Naming's hard :) Being really pedantic, I think even Google calls the schema description language "Protocol Buffers" and uses phrases like "the Protobuf binary format" or "the Protocol Buffer wire format" to refer to the wire format. Colloquially, it's never confused me to just use "Protobuf" for both.

1 comments

Except I've written thousands of lines of protobuf format handling that never, or only extremely distantly, touch a schema file. But there's no reason you'd ever do the inverse, pushing protobuf schemas around with no intent to handle the wire format. As an abstract data definition format it's exceptionally poor, it only makes sense if you also want to use the wire format (which is... better than poor, especially as the commodity ones go).
> But there's no reason you'd ever do the inverse, pushing protobuf schemas around with no intent to handle the wire format.

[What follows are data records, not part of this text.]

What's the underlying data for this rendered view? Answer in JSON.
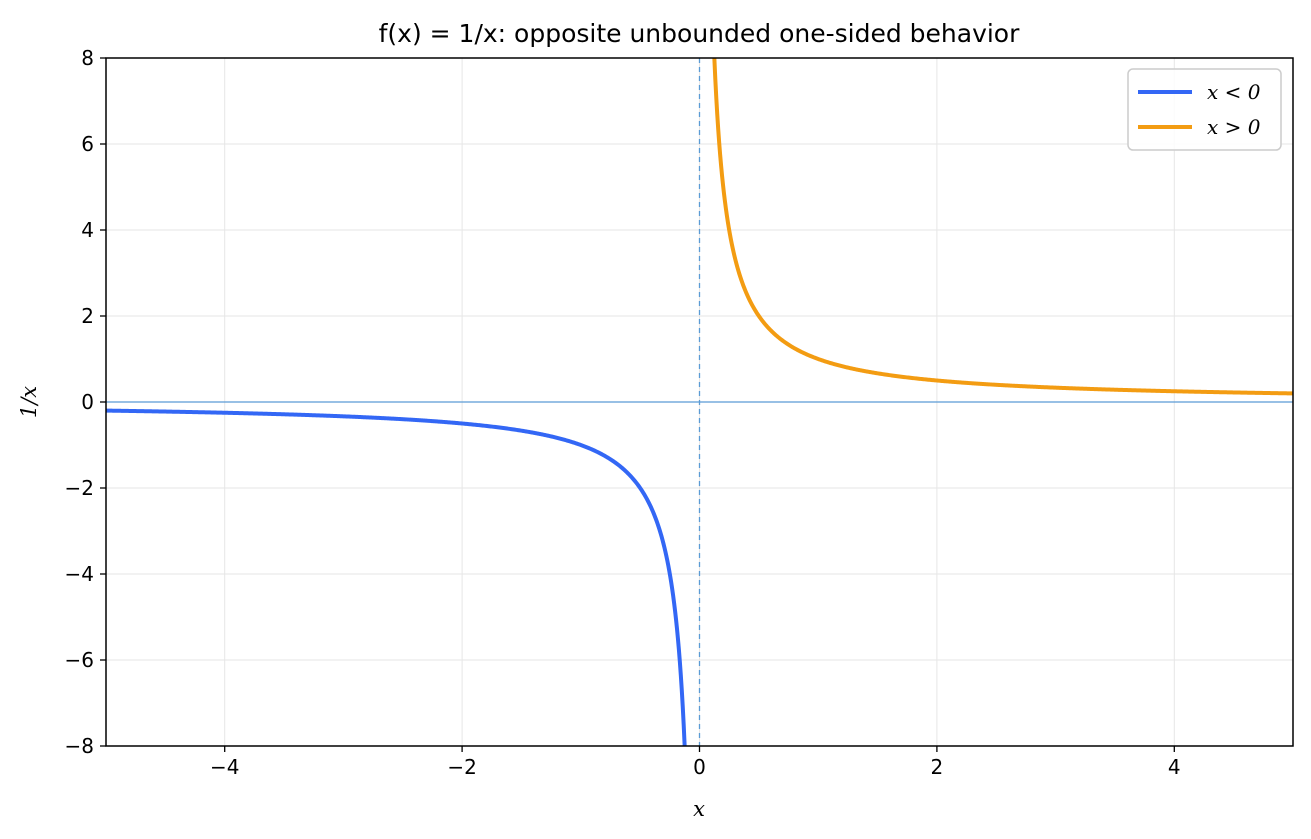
{
  "chart_data": {
    "type": "line",
    "title": "f(x) = 1/x: opposite unbounded one-sided behavior",
    "xlabel": "x",
    "ylabel": "1/x",
    "xlim": [
      -5,
      5
    ],
    "ylim": [
      -8,
      8
    ],
    "x_ticks": [
      -4,
      -2,
      0,
      2,
      4
    ],
    "y_ticks": [
      -8,
      -6,
      -4,
      -2,
      0,
      2,
      4,
      6,
      8
    ],
    "x_tick_labels": [
      "−4",
      "−2",
      "0",
      "2",
      "4"
    ],
    "y_tick_labels": [
      "−8",
      "−6",
      "−4",
      "−2",
      "0",
      "2",
      "4",
      "6",
      "8"
    ],
    "grid": true,
    "legend_position": "top-right",
    "colors": {
      "left_branch": "#3367f5",
      "right_branch": "#f39c12",
      "reference_lines": "#5b9bd5",
      "grid": "#e6e6e6"
    },
    "series": [
      {
        "name": "x < 0",
        "domain": [
          -5,
          -0.125
        ],
        "x": [
          -5.0,
          -4.5,
          -4.0,
          -3.5,
          -3.0,
          -2.5,
          -2.0,
          -1.5,
          -1.0,
          -0.75,
          -0.5,
          -0.4,
          -0.3,
          -0.25,
          -0.2,
          -0.15,
          -0.125
        ],
        "y": [
          -0.2,
          -0.222,
          -0.25,
          -0.286,
          -0.333,
          -0.4,
          -0.5,
          -0.667,
          -1.0,
          -1.333,
          -2.0,
          -2.5,
          -3.333,
          -4.0,
          -5.0,
          -6.667,
          -8.0
        ]
      },
      {
        "name": "x > 0",
        "domain": [
          0.125,
          5
        ],
        "x": [
          0.125,
          0.15,
          0.2,
          0.25,
          0.3,
          0.4,
          0.5,
          0.75,
          1.0,
          1.5,
          2.0,
          2.5,
          3.0,
          3.5,
          4.0,
          4.5,
          5.0
        ],
        "y": [
          8.0,
          6.667,
          5.0,
          4.0,
          3.333,
          2.5,
          2.0,
          1.333,
          1.0,
          0.667,
          0.5,
          0.4,
          0.333,
          0.286,
          0.25,
          0.222,
          0.2
        ]
      }
    ],
    "legend": [
      {
        "label": "x < 0",
        "series": 0
      },
      {
        "label": "x > 0",
        "series": 1
      }
    ],
    "reference_lines": [
      {
        "orientation": "horizontal",
        "value": 0,
        "style": "solid"
      },
      {
        "orientation": "vertical",
        "value": 0,
        "style": "dashed"
      }
    ]
  }
}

You could be writing a linter, a formatter, an implementation of the Language Server Protocol, a compiler that's not protoc, a way to apply semantic patches to large numbers of Protobuf schemas, or any number of other useful tools. There's clearly at least some demand for tools like this - partial implementations of most of these exist, often with some corporate backing.

Unless you're implementing a Protobuf runtime (google.golang.org/protobuf in Go, upb for Python, etc.), your experience seems unusual to me - most developers I've encountered read and write the wire format using one of the existing runtimes.

That said, it does sound like a lot of fun - especially if it's in lisp!